One musician who has been open about his band's used of taped vocals during live performances is MÖTLEY CRÜE bassist Nikki Sixx, who recently said: "We've used technology since '87." He added the group employed "sequencers, sub tones, background vox tracks, plus background singers and us. [MÖTLEY CRÜE also taped] stuff we can't tour with, like cello parts in ballads, etc.... We love it and don't hide it. It's a great tool to fill out the sound."
In a 2014 interview, MÖTLEY CRÜE guitarist Mick Mars admitted that he wasn't comfortable with the fact that his band used pre-recorded backing vocals in its live shows, claiming that he preferred to watch groups whose performances are delivered entirely live.
"I don't like it," he said. "I think a band like ours… I have to say '60s bands were my favorite — '60s and '70s bands — because they were real, like, three-piece bands or four-piece bands, and they just got up there and kicked it up. Made a mistake? So what? Sounded a little bit empty here or there? So what? It's the bigness and the rawness and the people that developed and wrote the songs and made them and presented them. To me, that's what I really like. I mean, I could put on a MÖTLEY CD and play with it all day long. I don't wanna do that."
KISS lead singer Paul Stanley, who has been struggling to hit the high notes in many of the band's classic songs for a number of years, has been accused of singing to a backing tape on KISS's recently launched "End Of The Road" tour.
Back in 2015, KISS bassist/vocalist Gene Simmons slammed bands who used backing tapes for not being honest enough to include that fact on their concert tickets.
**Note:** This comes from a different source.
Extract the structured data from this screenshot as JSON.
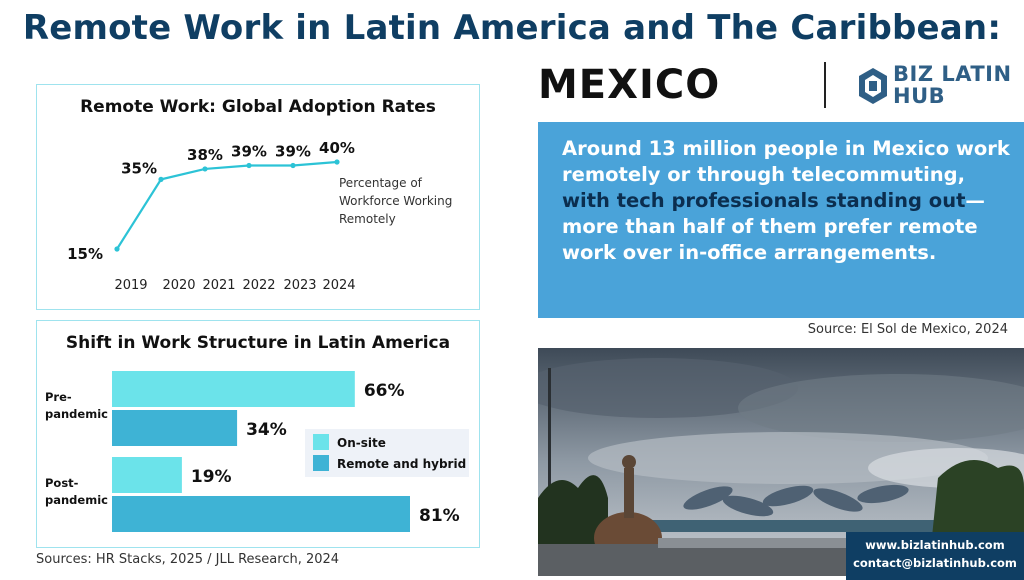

"I have a problem when you charge $100 to see a live show and the artist uses backing tracks," Simmons said. "It's like the ingredients in food. If the first ingredient on the label is sugar, that's at least honest. It should be on every ticket — you're paying $100, 30 to 50 percent of the show is [on] backing tracks and they'll sing sometimes, sometimes they'll lip sync. At least be honest. It's not about backing tracks, it's about dishonesty.
"There's nobody with a synthesizer on our stage, there's no samples on the drums, there's nothing," Gene continued. "There's very few bands who do that now — AC/DC, METALLICA, us. I can't even say that about U2 or THE [ROLLING] STONES. There's very few bands who don't use (backing) tracks."